ABSTRACT for WGMSC Presentation
The natural gas utilities have decades of experience in delivering natural gas to various types of users. The utility accomplishes this by providing the user with a gas meter set that is assembled in the utility meter shop. The gas meter is “proven” to be accurate according to meter shop “prover” tests as specified by the Public Utility Commission. However, the pressure regulator is typically tested, in the field as part of the meter set field installation. The in-the-field tests include accurate pressure set point adjustment and confirmation of a no flow lockup condition when there is no demand for gas.
Natural gas meter “provers” have been used to verify the accuracy of gas meters since the early 1900s. Fast forward to the 21st century and particularly the last few decades. The vintage drum-based meter “provers” have been replaced with sonic nozzle technology which operates using constant volumetric airflow at the speed of sound. This is generally a fully automated system that is PC driven to operate the “prover” and integrate the data.
The meter set technology evolution also includes other ways and means for improving the safety of the gas user. For example, the gas pressure regulator employs various types of overpressure protection including internal relief, overpressure shutoff and various “monitor” configurations.
These protection features cannot be effectively tested in the field. The gas utilities are in the process of upgrading their meter shop platform to effectively provide in-testing and documentation for a wide range of regulator bodies and pressures in the utility meter shop.

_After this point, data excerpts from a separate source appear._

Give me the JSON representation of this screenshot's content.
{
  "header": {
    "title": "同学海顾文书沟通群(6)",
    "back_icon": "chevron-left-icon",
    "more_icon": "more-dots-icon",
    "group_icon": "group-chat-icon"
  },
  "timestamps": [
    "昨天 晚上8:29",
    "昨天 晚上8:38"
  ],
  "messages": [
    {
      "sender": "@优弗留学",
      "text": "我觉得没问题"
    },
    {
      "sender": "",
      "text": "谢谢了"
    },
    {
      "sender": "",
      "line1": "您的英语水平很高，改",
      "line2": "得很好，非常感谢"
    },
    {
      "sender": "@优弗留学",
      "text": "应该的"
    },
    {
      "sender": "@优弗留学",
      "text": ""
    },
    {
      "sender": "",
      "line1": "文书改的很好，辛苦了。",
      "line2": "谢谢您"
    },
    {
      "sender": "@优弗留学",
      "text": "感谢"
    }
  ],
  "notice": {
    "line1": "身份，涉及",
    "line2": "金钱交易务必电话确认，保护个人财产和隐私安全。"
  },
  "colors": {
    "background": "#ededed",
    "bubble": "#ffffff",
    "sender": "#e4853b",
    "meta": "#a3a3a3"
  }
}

This presentation shall put the meter set “proving” process into perspective. It shall include the basic principles of Quality Assurance and Quality Control and the procedures below:• The gas utility provides the manufacturer with procurement specifications that include testing criteria to assure the quality of the delivered product;• The manufacturer employs Root Cause Analysis to evaluate and assess any defect or gaps in performance and adjusts the manufactured product accordingly; and• The gas utility provides, in the meter shop, functional and performance tests to control the acceptance of the delivered product.